'Symphony's' strength is in its voice
The fall season has been good for fans of Benjamin Britten's music. Last month, the San Francisco Opera presented a superb new production of the composer's opera, "Billy Budd"; this week at Davies Symphony Hall, the San Francisco Symphony offered its first performances of Britten's "Spring Symphony."
Written only a few years apart (the "Spring Symphony" in 1948 and 1949, "Billy Budd" in 1950-51), the works give the listener two very different glimpses into Britten's music, from the tragic injustice depicted in the opera to the joyous celebratory sound of the symphony. Yet both are shining examples of this composer's love for the human voice and flair for distinctive orchestrations.
The "Spring Symphony" is a massive work for orchestra, large choral forces and three vocal soloists, and Thursday afternoon at Davies Hall, it became the luminous centerpiece of a dynamic program led by guest conductor Robert Spano. Also on the program were Mozart's Piano Concerto No. 27 in B-flat major, with Emanuel Ax as soloist, and "Three Screaming Popes" by Mark-Anthony Turnage. The performance repeats 8 p.m. Saturday.
Composed on a commission from the Koussevitzky Foundation, the "Spring Symphony" is Britten's paean to regeneration and rebirth.
It is a symphony in name only; although it is divided into four parts, it is closer in structure to a song cycle than a traditional symphony. It is also quintessentially English; the composer originally considered using medieval Latin texts, but settled on English lyric verse poems, mostly from the 16th and 17th centuries (the notable 20th-century exception is W.H. Auden's "Out on the lawn I lie in bed" from "A Summer Night.")
Part I begins in deep winter with a solemn prayer; the orchestra alternates with unaccompanied chorus, but they come together in settings of texts by Edmund Spenser, George Peele, Thomas Nash and John Clare. The highlight of this part is "The Driving Boy," a lively song featuring boys' chorus and soprano singing over choral whistling. The movement concludes with a radiant setting of John Milton's "The Morning Star."

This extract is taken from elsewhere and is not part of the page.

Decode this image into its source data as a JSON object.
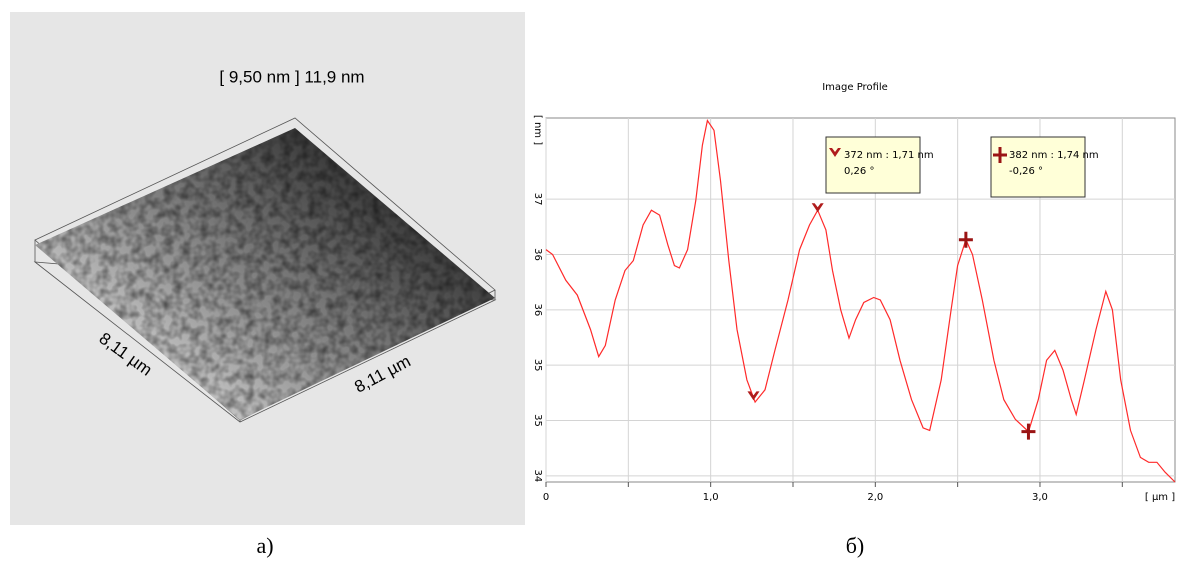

Part II is a slow movement featuring Auden's text sung by an alto soloist; Part III, a scherzo, incorporates texts by Peele and William Blake in a suite of dance songs. Britten marshals all of his forces in Part IV, a blazing finale signaling the advent of spring.
Spano led an elegantly shaped, drivingly rhythmic performance. The excellent vocal soloists -- soprano Mary Dunleavy, mezzo-soprano Susanne Mentzer and tenor John Mark Ainsley -- made articulate contributions. But the massed voices of the combined chorus -- featuring Vance George's S.F. Symphony Chorus, the S.F. Girls Chorus, and the Pacific Boychoir -- were the stars of the show.
Under Spano's direction, the rest of the program was just as appealing. Ax is always an outstanding soloist, but he and Spano made an unbeatable team in the Mozart. The pianist approached the concerto, including Mozart's own cadenzas, with freshness and fluency, and the conductor elicited wonderfully buoyant playing from the orchestra.
Turnage's "Three Screaming Popes," which also received its first S.F. Symphony performances on this program, was a thrilling curtain-raiser. Like Britten, the English composer is best-known for his operas ("Greek," "The Silver Tassie"), but this single-movement work demonstrates his brilliance as a composer of orchestral music. "Popes" was inspired by a series of paintings by Francis Bacon, which was in turn based on Diego Velazquez's famous 1650 portrait, "Pope Innocent X," and it manages to sound both modern and medieval at various points in its 15-minute running time. It's a bright-toned, boldly percussive work of tremendous verve and intensity, and Spano led an edgy, well-defined reading.